1:11 Awesome, the level of the wizard is 8, and it started out as 7 and obviously it compiles and runs. So this is just a real simple case
1:19 of working with types, right? We have a wizard class, we say dot, we get Train. Obviously if we can explicitly state this is a wizard
1:30 and everything works, but if we tried to say it's an int obviously not so much, right? Not so happy.
1:37 If we try to change this, obviously you can't just leave it void or whatever, right?

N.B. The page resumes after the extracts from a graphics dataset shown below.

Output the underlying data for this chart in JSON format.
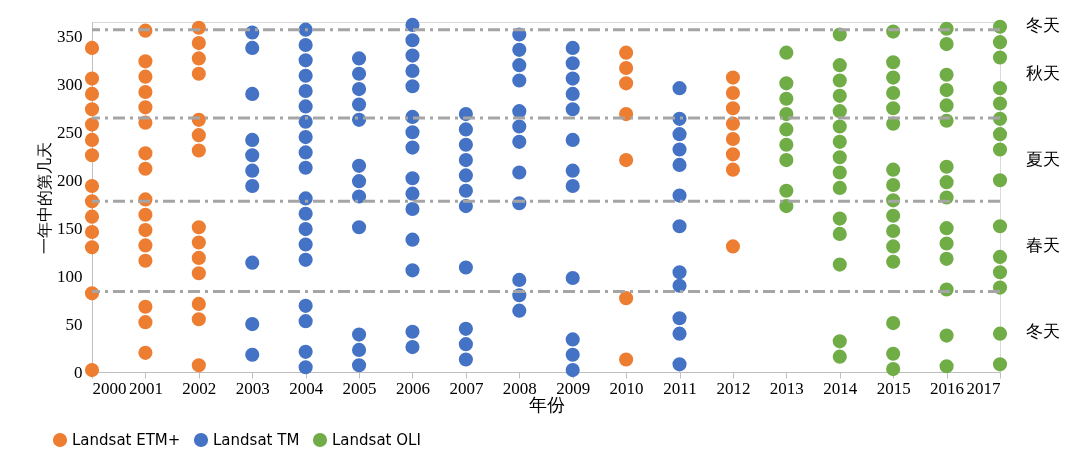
{
  "chart_data": {
    "type": "scatter",
    "xlabel": "年份",
    "ylabel": "一年中的第几天",
    "xlim": [
      2000,
      2017
    ],
    "xticks": [
      2000,
      2001,
      2002,
      2003,
      2004,
      2005,
      2006,
      2007,
      2008,
      2009,
      2010,
      2011,
      2012,
      2013,
      2014,
      2015,
      2016,
      2017
    ],
    "ylim": [
      0,
      365
    ],
    "yticks": [
      0,
      50,
      100,
      150,
      200,
      250,
      300,
      350
    ],
    "grid": false,
    "legend": "bottom left",
    "marker": "circle",
    "series": [
      {
        "name": "Landsat ETM+",
        "color": "#ed7d31",
        "x": [
          2000,
          2000,
          2000,
          2000,
          2000,
          2000,
          2000,
          2000,
          2000,
          2000,
          2000,
          2000,
          2000,
          2000,
          2001,
          2001,
          2001,
          2001,
          2001,
          2001,
          2001,
          2001,
          2001,
          2001,
          2001,
          2001,
          2001,
          2001,
          2001,
          2001,
          2002,
          2002,
          2002,
          2002,
          2002,
          2002,
          2002,
          2002,
          2002,
          2002,
          2002,
          2002,
          2002,
          2002,
          2010,
          2010,
          2010,
          2010,
          2010,
          2010,
          2010,
          2012,
          2012,
          2012,
          2012,
          2012,
          2012,
          2012,
          2012
        ],
        "values": [
          338,
          306,
          290,
          274,
          258,
          242,
          226,
          194,
          178,
          162,
          146,
          130,
          82,
          2,
          356,
          324,
          308,
          292,
          276,
          260,
          228,
          212,
          180,
          164,
          148,
          132,
          116,
          68,
          52,
          20,
          359,
          343,
          327,
          311,
          263,
          247,
          231,
          151,
          135,
          119,
          103,
          71,
          55,
          7,
          333,
          317,
          301,
          269,
          221,
          77,
          13,
          307,
          291,
          275,
          259,
          243,
          227,
          211,
          131
        ]
      },
      {
        "name": "Landsat TM",
        "color": "#4472c4",
        "x": [
          2003,
          2003,
          2003,
          2003,
          2003,
          2003,
          2003,
          2003,
          2003,
          2003,
          2004,
          2004,
          2004,
          2004,
          2004,
          2004,
          2004,
          2004,
          2004,
          2004,
          2004,
          2004,
          2004,
          2004,
          2004,
          2004,
          2004,
          2004,
          2004,
          2005,
          2005,
          2005,
          2005,
          2005,
          2005,
          2005,
          2005,
          2005,
          2005,
          2005,
          2005,
          2006,
          2006,
          2006,
          2006,
          2006,
          2006,
          2006,
          2006,
          2006,
          2006,
          2006,
          2006,
          2006,
          2006,
          2006,
          2007,
          2007,
          2007,
          2007,
          2007,
          2007,
          2007,
          2007,
          2007,
          2007,
          2007,
          2008,
          2008,
          2008,
          2008,
          2008,
          2008,
          2008,
          2008,
          2008,
          2008,
          2008,
          2008,
          2009,
          2009,
          2009,
          2009,
          2009,
          2009,
          2009,
          2009,
          2009,
          2009,
          2009,
          2009,
          2011,
          2011,
          2011,
          2011,
          2011,
          2011,
          2011,
          2011,
          2011,
          2011,
          2011,
          2011
        ],
        "values": [
          354,
          338,
          290,
          242,
          226,
          210,
          194,
          114,
          50,
          18,
          357,
          341,
          325,
          309,
          293,
          277,
          261,
          245,
          229,
          213,
          181,
          165,
          149,
          133,
          117,
          69,
          53,
          21,
          5,
          327,
          311,
          295,
          279,
          263,
          215,
          199,
          183,
          151,
          39,
          23,
          7,
          362,
          346,
          330,
          314,
          298,
          266,
          250,
          234,
          202,
          186,
          170,
          138,
          106,
          42,
          26,
          269,
          253,
          237,
          221,
          205,
          189,
          173,
          109,
          45,
          29,
          13,
          352,
          336,
          320,
          304,
          272,
          256,
          240,
          208,
          176,
          96,
          80,
          64,
          338,
          322,
          306,
          290,
          274,
          242,
          210,
          194,
          98,
          34,
          18,
          2,
          296,
          264,
          248,
          232,
          216,
          184,
          152,
          104,
          90,
          56,
          40,
          8
        ]
      },
      {
        "name": "Landsat OLI",
        "color": "#70ad47",
        "x": [
          2013,
          2013,
          2013,
          2013,
          2013,
          2013,
          2013,
          2013,
          2013,
          2014,
          2014,
          2014,
          2014,
          2014,
          2014,
          2014,
          2014,
          2014,
          2014,
          2014,
          2014,
          2014,
          2014,
          2014,
          2015,
          2015,
          2015,
          2015,
          2015,
          2015,
          2015,
          2015,
          2015,
          2015,
          2015,
          2015,
          2015,
          2015,
          2015,
          2015,
          2016,
          2016,
          2016,
          2016,
          2016,
          2016,
          2016,
          2016,
          2016,
          2016,
          2016,
          2016,
          2016,
          2016,
          2016,
          2017,
          2017,
          2017,
          2017,
          2017,
          2017,
          2017,
          2017,
          2017,
          2017,
          2017,
          2017,
          2017,
          2017,
          2017
        ],
        "values": [
          333,
          301,
          285,
          269,
          253,
          237,
          221,
          189,
          173,
          352,
          320,
          304,
          288,
          272,
          256,
          240,
          224,
          208,
          192,
          160,
          144,
          112,
          32,
          16,
          355,
          323,
          307,
          291,
          275,
          259,
          211,
          195,
          179,
          163,
          147,
          131,
          115,
          51,
          19,
          3,
          358,
          342,
          310,
          294,
          278,
          262,
          214,
          198,
          182,
          150,
          134,
          118,
          86,
          38,
          6,
          360,
          344,
          328,
          296,
          280,
          264,
          248,
          232,
          200,
          152,
          120,
          104,
          88,
          40,
          8
        ]
      }
    ],
    "ref_lines": [
      {
        "axis": "y",
        "value": 357,
        "color": "#a5a5a5",
        "line_style": "dashed"
      },
      {
        "axis": "y",
        "value": 265,
        "color": "#a5a5a5",
        "line_style": "dashed"
      },
      {
        "axis": "y",
        "value": 178,
        "color": "#a5a5a5",
        "line_style": "dashed"
      },
      {
        "axis": "y",
        "value": 84,
        "color": "#a5a5a5",
        "line_style": "dashed"
      }
    ],
    "annotations": [
      "冬天",
      "秋天",
      "夏天",
      "春天",
      "冬天"
    ]
  }
}
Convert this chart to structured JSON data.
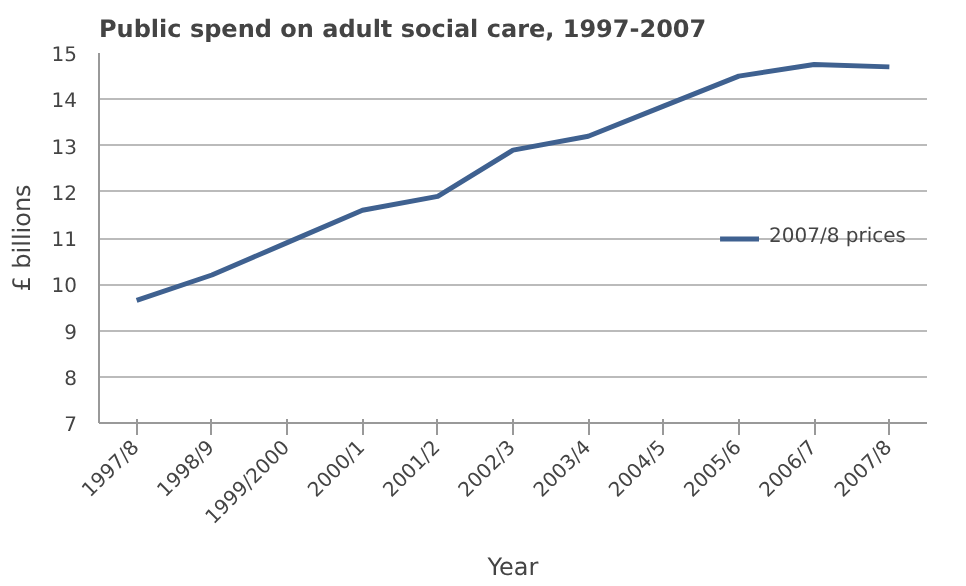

We have to say either var, where it implicitly
1:44 adapts the type that is returned here explicitly a wizard, or we have to say it's a wizard like so, right?
1:50 And once we do that we have all the type options, name and level and things like that that are a part of this class.
1:58 That's C# typing, and let's just run it one more time to make sure I didn't break it, 'cause it compiled while I was fiddling with it.
2:04 Great, Gandalf is level 8 in C#.